Reactions: Like 2 | Agree 2


----------



## Room Fogger (11/5/18)

Silver said:


> Wow, @Rude Rudi - those sound amazing


I wholeheartedly agree @Silver , that’s why he is a master mixer on the sites, they just keep on coming.

Reactions: Like 2 | Agree 2


----------



## Adephi (11/5/18)

No FA SoHo? Thats really a great alternative to RY4.

Reactions: Like 2 | Agree 1


----------



## aktorsyl (11/5/18)

Adephi said:


> No FA SoHo? Thats really a great alternative to RY4.

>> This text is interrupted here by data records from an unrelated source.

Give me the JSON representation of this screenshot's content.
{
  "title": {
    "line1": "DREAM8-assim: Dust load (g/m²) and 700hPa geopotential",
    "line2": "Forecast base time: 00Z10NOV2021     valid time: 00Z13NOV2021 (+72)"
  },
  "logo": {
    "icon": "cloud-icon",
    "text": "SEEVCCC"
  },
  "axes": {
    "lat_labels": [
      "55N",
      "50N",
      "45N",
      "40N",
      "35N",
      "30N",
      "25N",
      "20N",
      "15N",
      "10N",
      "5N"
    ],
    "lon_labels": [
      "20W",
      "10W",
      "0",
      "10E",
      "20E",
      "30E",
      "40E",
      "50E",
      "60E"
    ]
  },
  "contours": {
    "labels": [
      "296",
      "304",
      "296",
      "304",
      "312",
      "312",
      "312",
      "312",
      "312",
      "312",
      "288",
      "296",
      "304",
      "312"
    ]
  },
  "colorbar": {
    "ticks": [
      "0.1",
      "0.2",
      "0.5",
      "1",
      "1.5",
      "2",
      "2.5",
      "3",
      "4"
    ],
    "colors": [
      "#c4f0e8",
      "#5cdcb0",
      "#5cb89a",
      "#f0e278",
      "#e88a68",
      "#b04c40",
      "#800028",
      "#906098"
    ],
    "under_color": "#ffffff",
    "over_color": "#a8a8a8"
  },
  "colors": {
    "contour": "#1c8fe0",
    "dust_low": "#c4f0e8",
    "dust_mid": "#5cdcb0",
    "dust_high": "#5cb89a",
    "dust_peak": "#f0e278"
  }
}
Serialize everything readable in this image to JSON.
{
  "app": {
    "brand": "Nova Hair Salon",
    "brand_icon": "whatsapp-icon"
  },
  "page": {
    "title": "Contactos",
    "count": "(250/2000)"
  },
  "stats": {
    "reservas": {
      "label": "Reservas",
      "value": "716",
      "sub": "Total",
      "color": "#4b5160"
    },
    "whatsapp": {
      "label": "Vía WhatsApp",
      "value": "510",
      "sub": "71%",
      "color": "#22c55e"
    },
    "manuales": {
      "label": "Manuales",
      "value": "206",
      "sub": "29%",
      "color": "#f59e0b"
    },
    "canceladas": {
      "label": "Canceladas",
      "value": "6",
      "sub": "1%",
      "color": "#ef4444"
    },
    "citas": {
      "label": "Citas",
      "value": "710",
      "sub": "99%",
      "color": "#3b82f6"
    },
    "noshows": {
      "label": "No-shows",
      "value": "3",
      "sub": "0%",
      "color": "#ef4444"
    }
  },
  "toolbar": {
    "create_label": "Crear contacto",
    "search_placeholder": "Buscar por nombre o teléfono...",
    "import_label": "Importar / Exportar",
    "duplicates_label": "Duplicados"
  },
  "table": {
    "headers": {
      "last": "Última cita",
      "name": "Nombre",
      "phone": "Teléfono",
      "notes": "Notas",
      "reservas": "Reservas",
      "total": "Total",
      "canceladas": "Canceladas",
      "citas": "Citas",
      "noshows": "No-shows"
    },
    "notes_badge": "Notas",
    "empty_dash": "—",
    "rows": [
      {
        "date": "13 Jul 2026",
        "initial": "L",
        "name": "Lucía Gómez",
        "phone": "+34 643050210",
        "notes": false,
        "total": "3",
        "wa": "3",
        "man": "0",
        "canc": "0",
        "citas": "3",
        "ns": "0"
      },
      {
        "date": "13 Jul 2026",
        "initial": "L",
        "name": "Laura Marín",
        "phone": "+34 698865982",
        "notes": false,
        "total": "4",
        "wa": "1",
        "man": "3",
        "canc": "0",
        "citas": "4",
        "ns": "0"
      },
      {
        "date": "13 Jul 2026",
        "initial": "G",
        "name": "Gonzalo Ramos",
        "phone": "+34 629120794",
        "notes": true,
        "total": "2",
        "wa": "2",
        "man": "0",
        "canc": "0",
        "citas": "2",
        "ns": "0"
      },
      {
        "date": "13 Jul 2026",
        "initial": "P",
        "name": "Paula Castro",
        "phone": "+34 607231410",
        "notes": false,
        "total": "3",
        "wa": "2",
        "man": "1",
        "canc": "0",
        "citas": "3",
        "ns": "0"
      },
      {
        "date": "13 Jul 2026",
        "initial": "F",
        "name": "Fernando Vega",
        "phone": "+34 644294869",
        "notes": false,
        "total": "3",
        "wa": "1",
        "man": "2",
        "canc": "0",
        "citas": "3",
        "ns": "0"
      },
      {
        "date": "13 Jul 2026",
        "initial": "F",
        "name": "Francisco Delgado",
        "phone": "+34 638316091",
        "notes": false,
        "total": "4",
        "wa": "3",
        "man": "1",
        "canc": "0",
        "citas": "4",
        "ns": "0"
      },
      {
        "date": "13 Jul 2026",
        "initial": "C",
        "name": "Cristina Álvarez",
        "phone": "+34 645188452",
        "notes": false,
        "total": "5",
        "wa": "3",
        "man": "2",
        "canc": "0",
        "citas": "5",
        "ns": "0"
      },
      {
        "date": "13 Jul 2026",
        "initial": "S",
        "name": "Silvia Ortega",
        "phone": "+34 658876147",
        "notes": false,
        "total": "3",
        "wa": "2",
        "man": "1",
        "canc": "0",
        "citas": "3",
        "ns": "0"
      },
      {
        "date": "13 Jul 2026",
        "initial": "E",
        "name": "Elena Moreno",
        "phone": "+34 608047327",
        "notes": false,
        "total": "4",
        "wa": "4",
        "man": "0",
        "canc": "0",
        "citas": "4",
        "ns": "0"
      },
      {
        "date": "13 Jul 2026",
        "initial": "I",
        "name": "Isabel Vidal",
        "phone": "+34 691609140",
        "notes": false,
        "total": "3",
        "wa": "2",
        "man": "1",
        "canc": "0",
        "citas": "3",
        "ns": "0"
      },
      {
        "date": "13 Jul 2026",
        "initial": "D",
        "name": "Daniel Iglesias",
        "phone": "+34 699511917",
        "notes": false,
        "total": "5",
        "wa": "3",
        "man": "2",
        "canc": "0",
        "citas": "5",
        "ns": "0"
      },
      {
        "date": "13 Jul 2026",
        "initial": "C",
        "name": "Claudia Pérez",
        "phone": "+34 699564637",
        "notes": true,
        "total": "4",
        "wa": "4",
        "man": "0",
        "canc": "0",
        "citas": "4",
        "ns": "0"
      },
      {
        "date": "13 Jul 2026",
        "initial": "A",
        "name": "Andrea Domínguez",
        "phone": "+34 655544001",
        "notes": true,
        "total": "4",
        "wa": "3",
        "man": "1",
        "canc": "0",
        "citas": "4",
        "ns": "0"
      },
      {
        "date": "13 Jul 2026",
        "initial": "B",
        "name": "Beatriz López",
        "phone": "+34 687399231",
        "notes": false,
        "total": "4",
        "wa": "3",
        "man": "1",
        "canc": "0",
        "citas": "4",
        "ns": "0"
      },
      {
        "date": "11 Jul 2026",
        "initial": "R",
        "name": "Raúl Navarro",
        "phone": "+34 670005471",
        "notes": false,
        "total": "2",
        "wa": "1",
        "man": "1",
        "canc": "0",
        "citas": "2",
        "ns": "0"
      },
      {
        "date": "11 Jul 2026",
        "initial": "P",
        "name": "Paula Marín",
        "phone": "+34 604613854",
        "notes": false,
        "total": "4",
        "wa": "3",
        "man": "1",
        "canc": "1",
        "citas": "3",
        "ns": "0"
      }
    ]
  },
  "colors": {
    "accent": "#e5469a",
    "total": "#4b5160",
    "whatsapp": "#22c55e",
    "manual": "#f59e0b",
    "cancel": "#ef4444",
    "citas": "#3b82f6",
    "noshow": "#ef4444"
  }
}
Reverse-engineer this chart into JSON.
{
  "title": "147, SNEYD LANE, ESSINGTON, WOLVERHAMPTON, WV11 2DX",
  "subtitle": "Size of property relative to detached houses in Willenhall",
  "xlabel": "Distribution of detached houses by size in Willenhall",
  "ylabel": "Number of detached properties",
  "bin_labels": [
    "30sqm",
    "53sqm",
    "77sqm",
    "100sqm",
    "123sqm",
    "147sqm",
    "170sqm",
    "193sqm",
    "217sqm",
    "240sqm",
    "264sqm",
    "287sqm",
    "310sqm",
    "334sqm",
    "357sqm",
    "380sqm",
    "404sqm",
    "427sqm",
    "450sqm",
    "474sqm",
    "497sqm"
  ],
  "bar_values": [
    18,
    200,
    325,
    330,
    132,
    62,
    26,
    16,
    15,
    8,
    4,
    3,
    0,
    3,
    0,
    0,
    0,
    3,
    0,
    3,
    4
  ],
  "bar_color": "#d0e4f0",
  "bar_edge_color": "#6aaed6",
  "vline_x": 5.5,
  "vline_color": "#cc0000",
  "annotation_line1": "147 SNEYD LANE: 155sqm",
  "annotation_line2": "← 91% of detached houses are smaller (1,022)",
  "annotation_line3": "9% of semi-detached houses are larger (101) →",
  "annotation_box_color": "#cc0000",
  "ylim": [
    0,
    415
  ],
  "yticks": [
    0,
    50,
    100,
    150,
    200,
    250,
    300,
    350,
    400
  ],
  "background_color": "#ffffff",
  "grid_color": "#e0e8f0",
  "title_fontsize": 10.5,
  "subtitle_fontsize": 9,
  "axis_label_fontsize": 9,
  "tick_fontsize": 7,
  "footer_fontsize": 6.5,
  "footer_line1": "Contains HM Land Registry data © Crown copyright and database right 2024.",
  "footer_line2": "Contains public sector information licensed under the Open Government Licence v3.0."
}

Nope unfortunately not, the top post is all I got.
Really tempted to try something with Black Ducat too, actually.
I've never vaped tobacco in DL, always MTL. Maybe for a change I should drop the nic way down and DL it for a different experience too. Just feels a bit unnatural DL'ing tobacco

Reactions: Like 3


----------



## Faheem777 (11/5/18)

Try this recipe of mines

Biscuit (Inw) 1%
Cheesecake GC (Tfa) 2.5%
Vanilla Swirl (Tfa) 3%
Vienna Cream (Fa) 2%
Marshmallow (Tfa) 1%
Ry4 Double (Tfa) 3%
Gold Ducat (Inw) 1.5%
MTS (Fa) 0.25%
Sweetner (Tfa) 0.5%

Mix Ratio 65/35

Steep: 3 weeks minimum

Reactions: Like 2


----------



## aktorsyl (11/5/18)

Faheem777 said:


> Try this recipe of mines
> 
> Biscuit (Inw) 1%
> Cheesecake GC (Tfa) 2.5%
> ...


Sorry, MTS?

Reactions: Like 2


----------



## Faheem777 (11/5/18)

aktorsyl said:


> Sorry, MTS?



MTS (Mellow, Thick & Smooth) Vape Wizard is an additive. I use it in tobaccos to smooth out rough the edges and to blend a complex mix together better.

Reactions: Like 2


----------



## aktorsyl (11/5/18)

Faheem777 said:


> MTS (Mellow, Thick & Smooth) Vape Wizard is an additive. I use it in tobaccos to smooth out rough the edges and to blend a complex mix together better.


Ohh right, Vape Wizard, thanks!

Reactions: Like 2


----------



## Dietz (12/5/18)

Awesome thread Id like to follow

Reactions: Like 2


----------